A Sète, par les  points d’ancrage,  socles statuaires pour postérité éphémère devant les halles,  discours   pour un poisson d’aquarium, voitures avec conducteurs  et leur cortège  d’états,  canal sale des jouteurs et  sa traversée. Des propositions  de rue  comme squelette pour une dimension rhapsodique  de la ville, ce ne sera pas une parade, nous changeons de paradigme,  la rue vit, respire,  pulsations régulières, syncopées, empreintes  quotidiennes,  qui nous survivent. Réinvestir les lieux, les monuments, les endroits dédiés, une façade sur sa hauteur  pour  haranguer les foules,  un bâtiment commun,  lieu de mémoire, l’angle d’une rue, carrefour  de rencontres, bruits et cris  d’une ville insulaire, odeurs de houle toujours très proche, et le silence,  silence Sètois, autre endroit de création. La rue capable d’inventer à perpétuité  des successions  de moments, écheveau d’éternité, Sète comme force poétique en marche ….

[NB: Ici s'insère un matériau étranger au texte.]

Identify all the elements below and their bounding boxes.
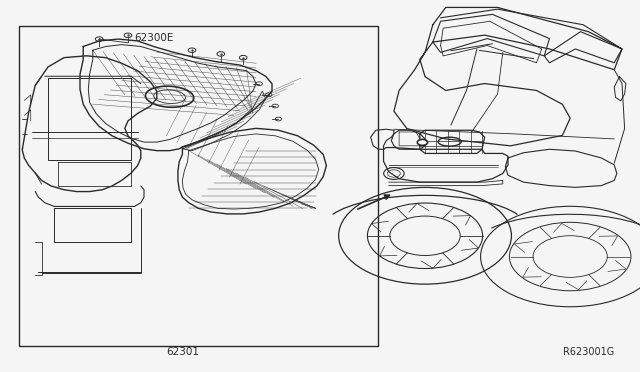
Text: 62301: 62301 — [166, 347, 199, 356]
Text: 62300E: 62300E — [134, 33, 174, 43]
Bar — [19, 26, 378, 346]
Circle shape — [417, 140, 428, 145]
Text: R623001G: R623001G — [563, 347, 614, 356]
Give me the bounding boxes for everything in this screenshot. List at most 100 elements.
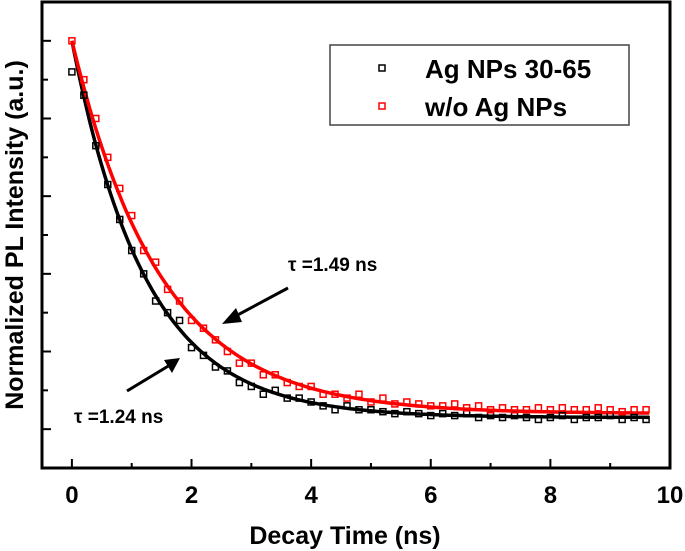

Tom Torel et moi  avons  proposé, gracieusement  aux Sétois non convoqués  par affiches, programmes, articles de presse, etc…..une intervention de rue. Départ place de l’hôtel de ville, les halles, rue Gambetta, passage du Dauphin et enfin quai de la résistance, retour  audible par la face Nord du parvis de l’hôtel de ville avec une halte dans la fontaine du Poulpe. Un parcours parsemé de rencontres, de jeux, de défis. Les Sétois  sont surpris,  les zygomatiques  volontaires contractés par les tendons osseux, ce fut une déambulation  pour le plaisir du jeu, le plaisir du je, pour nous, pour eux.